Mr Tallis possibly set the text in English to save his career, and perhaps even life, in a tense, Protestant-dominant situation.  William Tyndale was born in Gloucestershire in England sometime between 1484 and 1496.  He was executed for his Protestant beliefs in 1536, not far from Brussels in the Duchy of Brabant.













If Ye Love Me by Mr Tallis was first published in 1560 though the work had been performed during the earlier time of Edward.  Also published in 1560 was the newly completed Geneva Bible, which would soon have a profound influence on English literature, and on politics.

The English-language version of the The Book of the Courtier had a profound influence at the court of the first English Queen Elizabeth.  Elizabeth reigned from 1558 to 1603.  The Book of the Courtier was first published in an English-language edition in 1561, translated by Thomas Hoby.  Elizabeth was then about twenty-eight years of age.











The influence of The Book of the Courtier continued into the European Enlightenment, and especially into international diplomacy.  Its influence even continues to this day amongst the well-informed advocates of world peace, global prosperity, enlightened democracy and reasonable tolerance.

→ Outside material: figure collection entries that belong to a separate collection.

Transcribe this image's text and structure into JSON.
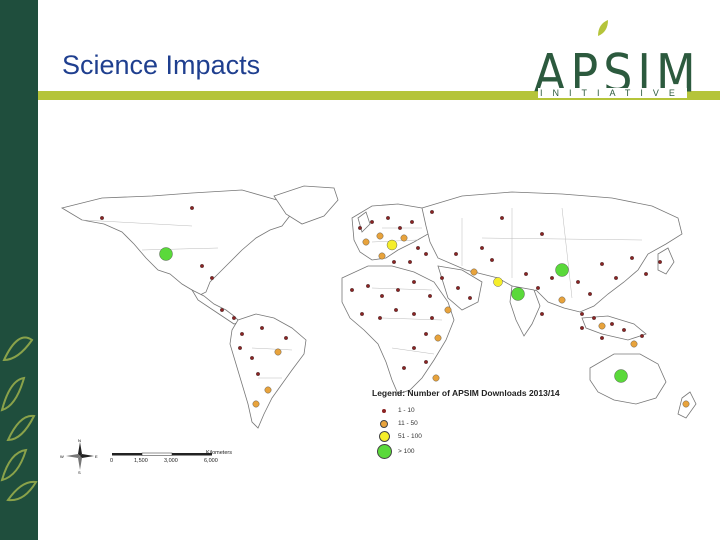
{
  "slide": {
    "title": "Science Impacts"
  },
  "logo": {
    "main": "APSIM",
    "subtitle": "INITIATIVE",
    "accent_color": "#b5c43a",
    "brand_color": "#2c5a3e"
  },
  "map": {
    "legend_title": "Legend: Number of APSIM Downloads 2013/14",
    "legend_items": [
      {
        "label": "1 - 10",
        "color": "#8b2323"
      },
      {
        "label": "11 - 50",
        "color": "#e8a33c"
      },
      {
        "label": "51 - 100",
        "color": "#f5ee2a"
      },
      {
        "label": "> 100",
        "color": "#5ad93a"
      }
    ],
    "scale_unit": "Kilometers",
    "scale_ticks": [
      "0",
      "1,500",
      "3,000",
      "6,000"
    ],
    "compass_letters": [
      "N",
      "S",
      "E",
      "W"
    ]
  },
  "colors": {
    "sidebar": "#1f4e3d",
    "title": "#1f3f8f",
    "rule": "#b5c43a"
  }
}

Signor Castiglione had observed that consistency, integrity and decisiveness were necessary in all matters involving politics and diplomacy.  He also knew that fair agreements were the basis of peace.

The book was deeply influenced by the enlightened cultural leadership provided by educated women, most notably Isabella d'Este and her sister-in-law, Elisabetta Gonzaga.  Such matters are frequently discussed here in Villa Twaklinilkawt with a similar level of dignity.  They are also discussed elsewhere from time to time.
















The Mozart era of sprezzatura only began in the latter half of the 18th century though some of its influences originated long before the time of Tallis, Castiglione and Raphael.  By the 18th century, irony and sprezzatura had become firmly established in European diplomatic history, along with hypocrisy and complacency.

It is very well known that no-one else has ever expressed musical sprezzatura to the same extent as Mr Mozart.  Indeed, much of Mr Mozart's music was written for diplomatic purposes, in several important locations, mostly Catholic but sometimes Protestant and occasionally with those points of view either ignored or intertwined.

The Mozarty Party World Peace and Global Prosperity Tour will mainly consist of private performances in the most culturally-appropriate of diplomatic settings.  Should you wish to be involved in the tour, in any way at all, please contact the Villa Twaklinilkawt Communications Team.

Before providing your enlightened opinion, on any matter at all, and especially before performing at the initial audition, your accurate examination of every relevant context should occur - in the relevant context of the juxtaposition of all relevant contexts.